Trapani si risveglia scossa da uno degli scandali più torbidi e dolorosi della sua storia recente. Un sistema corruttivo silenzioso, radicato e spietato è venuto alla luce proprio nel luogo dove ci si aspetta rispetto, raccoglimento e memoria: il Cimitero comunale. La vicenda ruota attorno all’ex necroforo del camposanto urbano, Mario Pizzurro, arrestato insieme a un fidato collaboratore, Emanuele Renato Grimaudo, accusati di avere gestito per anni una vera e propria “impresa parallela” fondata sulla disperazione dei cittadini e sulla complicità di soggetti pubblici e privati. Il prezzo del dolore, infatti, aveva un nome: il “caffè del necroforo”. Così vengono chiamate le mazzette che i familiari delle persone defunte erano costretti a pagare per ottenere un loculo, in un contesto in cui la mancanza di posti aveva già raggiunto livelli drammatici. Una carenza cronica che aveva spinto il Comune, lo scorso 14 febbraio, a revocare concessioni cimiteriali anche perpetue pur di fare spazio.
Un mercato nero del lutto
Tuttavia, mentre l’Amministrazione comunale firmava ordinanze per riorganizzare il sistema, qualcuno lucrava. Il necroforo, oggi al centro delle indagini, sembra aver fatto del cimitero un feudo personale, gestendo con metodi clientelari e criminali ogni fase: tumulazioni, estumulazioni, assegnazioni, perfino lavori murari presso le cappelle private, affidati a un muratore “amico” in cambio di un risparmio promesso sull’imposta comunale.

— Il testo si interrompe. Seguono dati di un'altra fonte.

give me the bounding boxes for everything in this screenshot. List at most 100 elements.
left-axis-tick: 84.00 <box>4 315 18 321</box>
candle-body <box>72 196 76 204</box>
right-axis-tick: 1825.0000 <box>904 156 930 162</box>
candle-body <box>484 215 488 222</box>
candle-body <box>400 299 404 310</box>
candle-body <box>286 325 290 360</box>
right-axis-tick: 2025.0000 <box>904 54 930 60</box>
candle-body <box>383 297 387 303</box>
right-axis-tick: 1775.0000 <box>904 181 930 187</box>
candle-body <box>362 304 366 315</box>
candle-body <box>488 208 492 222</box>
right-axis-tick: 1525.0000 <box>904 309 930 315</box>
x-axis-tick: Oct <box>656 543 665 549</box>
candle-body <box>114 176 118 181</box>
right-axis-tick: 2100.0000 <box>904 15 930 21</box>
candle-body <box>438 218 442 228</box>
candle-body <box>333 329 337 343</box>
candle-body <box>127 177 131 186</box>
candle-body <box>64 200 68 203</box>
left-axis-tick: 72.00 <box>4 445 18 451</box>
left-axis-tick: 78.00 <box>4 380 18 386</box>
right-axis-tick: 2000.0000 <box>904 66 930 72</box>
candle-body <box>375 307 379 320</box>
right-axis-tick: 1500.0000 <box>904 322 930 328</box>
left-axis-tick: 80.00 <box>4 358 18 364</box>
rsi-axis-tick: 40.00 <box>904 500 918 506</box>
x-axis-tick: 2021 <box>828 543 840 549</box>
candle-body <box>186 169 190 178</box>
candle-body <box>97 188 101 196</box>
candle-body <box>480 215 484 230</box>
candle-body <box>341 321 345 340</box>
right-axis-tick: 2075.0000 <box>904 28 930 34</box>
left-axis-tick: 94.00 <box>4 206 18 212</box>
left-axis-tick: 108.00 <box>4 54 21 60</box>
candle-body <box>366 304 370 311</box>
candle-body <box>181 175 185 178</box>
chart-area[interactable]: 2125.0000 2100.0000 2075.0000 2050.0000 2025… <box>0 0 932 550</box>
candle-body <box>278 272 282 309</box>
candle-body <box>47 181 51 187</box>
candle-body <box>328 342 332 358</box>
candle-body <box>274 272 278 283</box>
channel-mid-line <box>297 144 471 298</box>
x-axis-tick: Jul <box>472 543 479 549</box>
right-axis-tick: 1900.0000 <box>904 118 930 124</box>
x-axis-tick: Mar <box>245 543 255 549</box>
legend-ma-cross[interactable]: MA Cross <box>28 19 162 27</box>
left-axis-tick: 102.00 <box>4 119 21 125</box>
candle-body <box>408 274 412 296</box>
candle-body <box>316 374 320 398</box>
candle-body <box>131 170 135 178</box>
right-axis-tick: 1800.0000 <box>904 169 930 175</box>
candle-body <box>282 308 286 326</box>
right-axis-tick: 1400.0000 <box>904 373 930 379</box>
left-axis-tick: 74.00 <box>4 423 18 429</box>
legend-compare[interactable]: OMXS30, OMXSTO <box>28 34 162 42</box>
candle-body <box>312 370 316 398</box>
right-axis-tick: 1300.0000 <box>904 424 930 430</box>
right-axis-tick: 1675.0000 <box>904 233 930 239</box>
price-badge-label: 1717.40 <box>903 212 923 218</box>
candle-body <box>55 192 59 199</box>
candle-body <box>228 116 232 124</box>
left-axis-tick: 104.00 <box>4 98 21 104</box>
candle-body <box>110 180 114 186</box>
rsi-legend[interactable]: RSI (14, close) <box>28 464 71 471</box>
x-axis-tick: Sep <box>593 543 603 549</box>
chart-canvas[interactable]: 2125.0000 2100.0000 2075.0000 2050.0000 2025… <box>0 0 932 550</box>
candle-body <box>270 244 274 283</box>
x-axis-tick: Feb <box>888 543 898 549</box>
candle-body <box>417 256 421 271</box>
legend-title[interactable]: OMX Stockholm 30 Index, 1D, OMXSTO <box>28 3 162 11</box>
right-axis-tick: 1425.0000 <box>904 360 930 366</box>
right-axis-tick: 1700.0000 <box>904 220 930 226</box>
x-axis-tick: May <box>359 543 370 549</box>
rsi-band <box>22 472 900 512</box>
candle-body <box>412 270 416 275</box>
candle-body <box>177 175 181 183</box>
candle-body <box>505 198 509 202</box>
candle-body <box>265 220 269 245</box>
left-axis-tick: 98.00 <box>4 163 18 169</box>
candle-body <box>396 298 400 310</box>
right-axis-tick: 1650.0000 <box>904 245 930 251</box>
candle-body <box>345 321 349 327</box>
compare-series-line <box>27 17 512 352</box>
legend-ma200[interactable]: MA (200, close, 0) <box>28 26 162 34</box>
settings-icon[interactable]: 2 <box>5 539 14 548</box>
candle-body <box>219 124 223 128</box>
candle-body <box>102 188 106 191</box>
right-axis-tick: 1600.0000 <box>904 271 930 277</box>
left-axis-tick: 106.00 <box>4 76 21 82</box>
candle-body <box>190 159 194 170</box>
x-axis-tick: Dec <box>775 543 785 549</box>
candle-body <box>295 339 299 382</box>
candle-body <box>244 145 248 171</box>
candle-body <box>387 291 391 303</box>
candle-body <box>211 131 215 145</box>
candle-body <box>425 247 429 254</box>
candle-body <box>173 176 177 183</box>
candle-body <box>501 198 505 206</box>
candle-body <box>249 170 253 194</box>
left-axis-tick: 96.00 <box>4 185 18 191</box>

La logica era semplice: chi pagava, otteneva. Chi no, si scontrava con ostacoli o silenzi. A emergere è un sistema in cui il dolore veniva mercificato e il rispetto per i defunti calpestato con disinvoltura. Le indagini coordinate dalla Procura di Trapani, che hanno portato agli arresti e al blocco di tre note agenzie di onoranze funebri cittadine, stanno rivelando uno scenario inquietante: un vero mercato nero del lutto, in cui i funerali erano “accelerati”, i loculi “liberati” a comando, e gli oggetti appartenenti alle salme – compresi oro e monili – forse rubati con modalità che rasentano il saccheggio tombale.
Complicità e parte lese
Ad aggravare il quadro, la complicità esterna: tra gli indagati infatti, ci sarebbe persino un medico dell’Asp, accusato di aver falsificato certificati di decomposizione o omesso accertamenti obbligatori, favorendo così l’intero ingranaggio. Anche alcuni fiorai sembrano coinvolti: secondo le indagini, avrebbero ritirato fiori freschi appena deposti per poi rivenderli, trasformando l’omaggio dei cari in merce da riciclo. L’Amministrazione comunale oggi si dichiara parte lesa, ringrazia i cittadini per le segnalazioni ricevute nel tempo e promette una gestione più trasparente, nel rispetto della memoria e dei defunti. Ma se davvero “era evidente da tempo” che qualcosa non funzionava, la domanda è: perché nessuno è intervenuto prima? È stato necessario l’intervento della Polizia e il coraggio di un dirigente comunale – che già nel 2023 aveva denunciato comportamenti anomali – per scoperchiare il vaso di Pandora. In questo quadro fatto di mazzette, favoritismi, omissioni e indignazione, resta il senso profondo di smarrimento di una comunità tradita. Non solo nel momento della morte, ma nel sacro diritto alla dignità dei propri cari. Ora che la rete si allarga – 25 le persone sotto indagine, di cui almeno 10 per corruzione – si spera che la giustizia faccia il suo corso con rigore e rapidità. Perché in gioco non c’è solo il ripristino della legalità, ma la ricostruzione di un senso etico e civile che, in questa vicenda, è stato profondamente violato.